9 dengan kontribusi sebesar 16,1%, hedonic shopping motives berpengaruh signifikan terhadap impulse buying dengan kontribusi sebesar 20,5%, dan shopping lifestyle berpengaruh signifikan terhadap impulse buying dengan kontribusi sebesar 20,5%. Di tambah pula penelitian oleh Kusuma (2014) dalam penelitiannya tentang Pengaruh fashion involvement, hedonic consumption tendency, dan positive emotion terhadap fashion oriented impulse buying kalangan remaja di Surabaya yang membuktikan bahwa fashion involvement berpengaruh positif terhadap positive emotion kalangan remaja di Surabaya, fashion involvement berpengaruh positif terhadap fashion oriented impulse buying kalangan remaja di Surabaya, fashion involvement berpengaruh positif terhadap hedonic consumption tendency berpengaruh kalangan remaja di Surabaya, hedonic consumption tendency berpengaruh positif terhadap positive emotion kalangan remaja di Surabaya, hedonic consumption tendency berpengaruh positif terhadap fashion oriented impulse buying kalangan remaja di Surabaya, dan positive emotion berpengaruh positif terhadap fashion oriented impulse buying.
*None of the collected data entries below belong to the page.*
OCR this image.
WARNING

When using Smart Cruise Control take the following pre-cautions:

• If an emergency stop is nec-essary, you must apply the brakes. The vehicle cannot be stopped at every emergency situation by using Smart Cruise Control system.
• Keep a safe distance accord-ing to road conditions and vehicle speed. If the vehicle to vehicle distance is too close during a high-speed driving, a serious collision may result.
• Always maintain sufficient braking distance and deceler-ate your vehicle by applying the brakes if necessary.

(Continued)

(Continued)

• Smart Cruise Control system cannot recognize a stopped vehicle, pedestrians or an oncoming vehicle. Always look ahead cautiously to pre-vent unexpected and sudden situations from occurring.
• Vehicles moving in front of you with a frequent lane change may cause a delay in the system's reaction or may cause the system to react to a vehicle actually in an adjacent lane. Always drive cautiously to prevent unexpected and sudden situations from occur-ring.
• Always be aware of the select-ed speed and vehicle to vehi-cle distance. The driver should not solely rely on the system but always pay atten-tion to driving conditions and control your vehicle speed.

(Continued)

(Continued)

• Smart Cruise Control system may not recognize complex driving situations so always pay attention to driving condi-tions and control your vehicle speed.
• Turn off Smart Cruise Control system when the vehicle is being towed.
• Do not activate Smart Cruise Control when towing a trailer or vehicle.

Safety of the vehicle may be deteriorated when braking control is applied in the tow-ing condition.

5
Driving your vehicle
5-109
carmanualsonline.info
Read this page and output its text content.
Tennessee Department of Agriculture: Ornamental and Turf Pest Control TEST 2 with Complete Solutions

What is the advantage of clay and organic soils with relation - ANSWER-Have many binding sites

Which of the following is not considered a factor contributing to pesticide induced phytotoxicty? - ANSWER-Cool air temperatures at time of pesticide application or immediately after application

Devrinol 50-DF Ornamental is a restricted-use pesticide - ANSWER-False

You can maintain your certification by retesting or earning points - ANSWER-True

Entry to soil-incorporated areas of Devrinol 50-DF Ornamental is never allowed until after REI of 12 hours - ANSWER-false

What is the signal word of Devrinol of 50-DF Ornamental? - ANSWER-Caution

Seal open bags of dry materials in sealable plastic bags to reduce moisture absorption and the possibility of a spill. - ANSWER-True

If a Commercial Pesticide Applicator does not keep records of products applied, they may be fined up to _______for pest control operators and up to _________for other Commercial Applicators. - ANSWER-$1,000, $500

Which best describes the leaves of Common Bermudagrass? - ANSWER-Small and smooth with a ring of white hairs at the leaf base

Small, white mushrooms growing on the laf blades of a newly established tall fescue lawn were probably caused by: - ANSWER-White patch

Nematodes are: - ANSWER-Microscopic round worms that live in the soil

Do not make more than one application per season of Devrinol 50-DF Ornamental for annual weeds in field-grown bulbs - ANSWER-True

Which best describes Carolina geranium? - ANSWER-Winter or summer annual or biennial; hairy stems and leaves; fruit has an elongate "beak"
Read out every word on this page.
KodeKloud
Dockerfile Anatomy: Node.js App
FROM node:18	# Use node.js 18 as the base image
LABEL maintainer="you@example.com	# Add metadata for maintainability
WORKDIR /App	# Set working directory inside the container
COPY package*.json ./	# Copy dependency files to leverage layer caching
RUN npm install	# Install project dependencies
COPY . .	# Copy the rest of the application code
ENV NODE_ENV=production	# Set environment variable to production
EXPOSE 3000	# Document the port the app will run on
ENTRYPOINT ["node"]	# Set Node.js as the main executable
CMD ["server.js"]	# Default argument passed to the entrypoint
Berdasarkan apa yang telah dijelaskan sebelumnya bahwa perbedaan penelitian ini dengan peneliti terdahulu adalah variabel bebasnya yaitu gaya hidup brand minded, sedangkan variabel terikatnya kecenderungan impulsive buying pada remaja, tempat penelitiannya di kawasan Surabaya Timur, subyek yang digunakan dalam penelitian ini yaitu remaja laki-laki dan perempuan berusia 12-21 tahun berjumlah sebanyak 100 orang dengan karakteristik pernah melakukan pembelian produk atau barang branded secara online maupun offline (secara

10 langsung), dan remaja yang pernah melakukan pembelian produk atau barang branded sebanyak lebih dari tiga kali.